Geese on the Morning Marsh, High Tide
What the kids learn by working in their schools is that members of communities are interdependent, there is joy in being important to everyone, and that people can find deep satisfaction experiencing the concrete results of their work. I'm not talking about kids becoming bread winners, and it's ridiculous to fire the janitors - who are well qualified to maintain the schools while teaching responsibility and good work habits.

Second, work for pay is also a good thing, even for children. I worked for food in the school cafeteria starting in junior high, and then for Miss Heathcote and others in high school - to fund independence. Not iTunes or $150 sneakers - freedom and autonomy. How can we do this without displacing grownups in low-wage jobs, including people here from other countries who may be supporting half a village on what they earn clipping our hedges?

OK here it comes, one more excursion into the past: let's look to John Maynard Keynes, who died nine months after I was born. And the many people who made his ideas manifest in the world, again like our friend Frances Perkins and her pal Roosevelt. This means government as the employer of last resort, government as the bulwark against wild economic fluctuations, government as the ultimate supporter of those who pay for it, and government as protection from the greedy and powerful companies in banking, finance and investment.

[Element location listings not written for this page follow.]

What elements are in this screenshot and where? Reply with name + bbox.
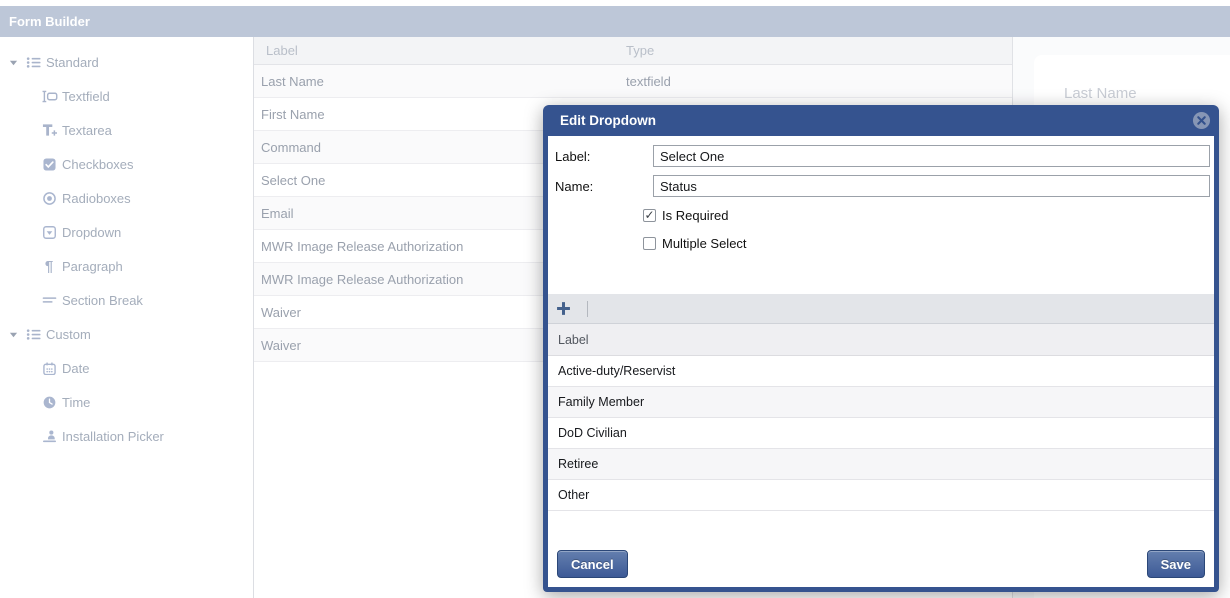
modal-checkboxes: ✓ Is Required Multiple Select — [555, 205, 1210, 253]
checkbox-label: Is Required — [662, 207, 729, 223]
label-field-label: Label: — [555, 148, 591, 164]
clock-icon — [40, 396, 58, 409]
sidebar-group-custom[interactable]: Custom — [0, 317, 253, 351]
row-label: Last Name — [261, 73, 324, 89]
sidebar-item-checkboxes[interactable]: Checkboxes — [0, 147, 253, 181]
sidebar-item-label: Radioboxes — [62, 190, 131, 206]
add-option-button[interactable] — [556, 301, 571, 316]
close-icon[interactable] — [1192, 111, 1211, 130]
sidebar-item-label: Dropdown — [62, 224, 122, 240]
checkbox-row-is-required: ✓ Is Required — [643, 205, 1210, 225]
options-column-header: Label — [548, 324, 1214, 356]
sidebar-item-label: Paragraph — [62, 258, 123, 274]
checkbox-icon — [40, 157, 58, 171]
sidebar-item-paragraph[interactable]: ¶ Paragraph — [0, 249, 253, 283]
sidebar-group-label: Standard — [46, 54, 99, 70]
preview-field-label: Last Name — [1064, 85, 1137, 102]
sidebar-item-section-break[interactable]: Section Break — [0, 283, 253, 317]
name-field-label: Name: — [555, 178, 594, 194]
dropdown-icon — [40, 225, 58, 239]
sidebar-item-time[interactable]: Time — [0, 385, 253, 419]
sidebar-item-label: Textfield — [62, 88, 110, 104]
modal-body: Label: Name: ✓ Is Required Multiple Select… — [548, 136, 1214, 587]
options-rows: Active-duty/Reservist Family Member DoD Ci… — [548, 356, 1214, 511]
textfield-icon — [40, 90, 58, 103]
row-label: Select One — [261, 172, 326, 188]
option-label: Other — [558, 488, 590, 502]
name-field-row: Name: — [555, 175, 1210, 197]
list-icon — [24, 327, 42, 342]
label-input[interactable] — [653, 145, 1210, 167]
row-label: Email — [261, 205, 294, 221]
option-row[interactable]: Retiree — [548, 449, 1214, 480]
app-header: Form Builder — [0, 6, 1230, 37]
sidebar-item-label: Date — [62, 360, 90, 376]
row-label: MWR Image Release Authorization — [261, 238, 464, 254]
app-title: Form Builder — [9, 14, 90, 29]
row-type: textfield — [626, 73, 671, 89]
modal-title: Edit Dropdown — [560, 113, 656, 128]
sidebar-item-dropdown[interactable]: Dropdown — [0, 215, 253, 249]
column-header-type: Type — [626, 43, 655, 58]
field-palette-sidebar: Standard Textfield Textarea Checkboxes Radio… — [0, 37, 254, 598]
sidebar-item-label: Installation Picker — [62, 428, 164, 444]
caret-down-icon — [6, 330, 20, 339]
sidebar-item-radioboxes[interactable]: Radioboxes — [0, 181, 253, 215]
list-icon — [24, 55, 42, 70]
sidebar-item-label: Time — [62, 394, 91, 410]
sidebar-group-standard[interactable]: Standard — [0, 45, 253, 79]
option-label: Active-duty/Reservist — [558, 364, 676, 378]
options-toolbar — [548, 294, 1214, 324]
row-label: MWR Image Release Authorization — [261, 271, 464, 287]
row-label: First Name — [261, 106, 325, 122]
multiple-select-checkbox[interactable] — [643, 236, 656, 250]
row-label: Waiver — [261, 304, 301, 320]
sidebar-group-label: Custom — [46, 326, 91, 342]
installation-picker-icon — [40, 430, 58, 443]
sidebar-item-textarea[interactable]: Textarea — [0, 113, 253, 147]
sidebar-item-date[interactable]: Date — [0, 351, 253, 385]
is-required-checkbox[interactable]: ✓ — [643, 207, 656, 222]
column-header-label: Label — [266, 43, 298, 58]
name-input[interactable] — [653, 175, 1210, 197]
modal-header: Edit Dropdown — [548, 105, 1214, 136]
sidebar-item-label: Checkboxes — [62, 156, 134, 172]
sidebar-item-installation-picker[interactable]: Installation Picker — [0, 419, 253, 453]
option-row[interactable]: DoD Civilian — [548, 418, 1214, 449]
option-label: Family Member — [558, 395, 645, 409]
checkbox-row-multiple-select: Multiple Select — [643, 233, 1210, 253]
modal-footer: Cancel Save — [548, 550, 1214, 587]
option-label: Retiree — [558, 457, 599, 471]
radio-icon — [40, 191, 58, 205]
toolbar-separator — [587, 300, 588, 317]
calendar-icon — [40, 362, 58, 375]
label-field-row: Label: — [555, 145, 1210, 167]
row-label: Command — [261, 139, 321, 155]
paragraph-icon: ¶ — [44, 257, 54, 275]
textarea-icon — [40, 123, 58, 137]
table-row[interactable]: Last Name textfield — [254, 65, 1012, 98]
cancel-button[interactable]: Cancel — [557, 550, 628, 578]
section-break-icon — [40, 295, 58, 305]
save-button[interactable]: Save — [1146, 550, 1205, 578]
dropdown-settings-form: Label: Name: ✓ Is Required Multiple Select — [548, 136, 1214, 294]
option-row[interactable]: Family Member — [548, 387, 1214, 418]
sidebar-item-label: Section Break — [62, 292, 143, 308]
checkbox-label: Multiple Select — [662, 235, 747, 251]
sidebar-item-label: Textarea — [62, 122, 112, 138]
edit-dropdown-modal: Edit Dropdown Label: Name: ✓ Is Required M… — [543, 105, 1219, 592]
sidebar-item-textfield[interactable]: Textfield — [0, 79, 253, 113]
option-row[interactable]: Active-duty/Reservist — [548, 356, 1214, 387]
caret-down-icon — [6, 58, 20, 67]
option-row[interactable]: Other — [548, 480, 1214, 511]
row-label: Waiver — [261, 337, 301, 353]
option-label: DoD Civilian — [558, 426, 627, 440]
form-table-header: Label Type — [254, 37, 1012, 65]
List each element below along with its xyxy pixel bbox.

Nowadays, the fiscal conservatives who run our country, ranging from President Obama to our buddy Newt, reject just about all of these ideas, except for pathetic vestiges like TARP.

These people, to put it simply, prefer letting unregulated corporations run things, instead of governments we vote for. Me? I want the WPA. That's a serviceable framework for restoring independence and dignity to millions of out-of-work people in our unhappy country. I favor jobs provided to benefit the public through the provision of honorable work, as well as the goods and services thus created. In this context, we can put kids to work: as part of an inclusive labor policy that protects adult work, prevents exploitation of children, and allows kids to learn how to work. 

I'm kind of impatient with people who cite bad experiences with government as a reason to do away with it. If something doesn't work, fix it - don't toss it out. Why do the people who tolerate Shell Oil and Walmart and Goldman Sachs want to scrap the government they pay for and vote for? It doesn't make sense to advocate abolishing the very entity that protects you from corporate excess - unless you're the handmaiden of those very corporations, who want to run amuck unfettered.

Norby is Not An Advocate of More Work
And that brings us full circle to ol' Newt.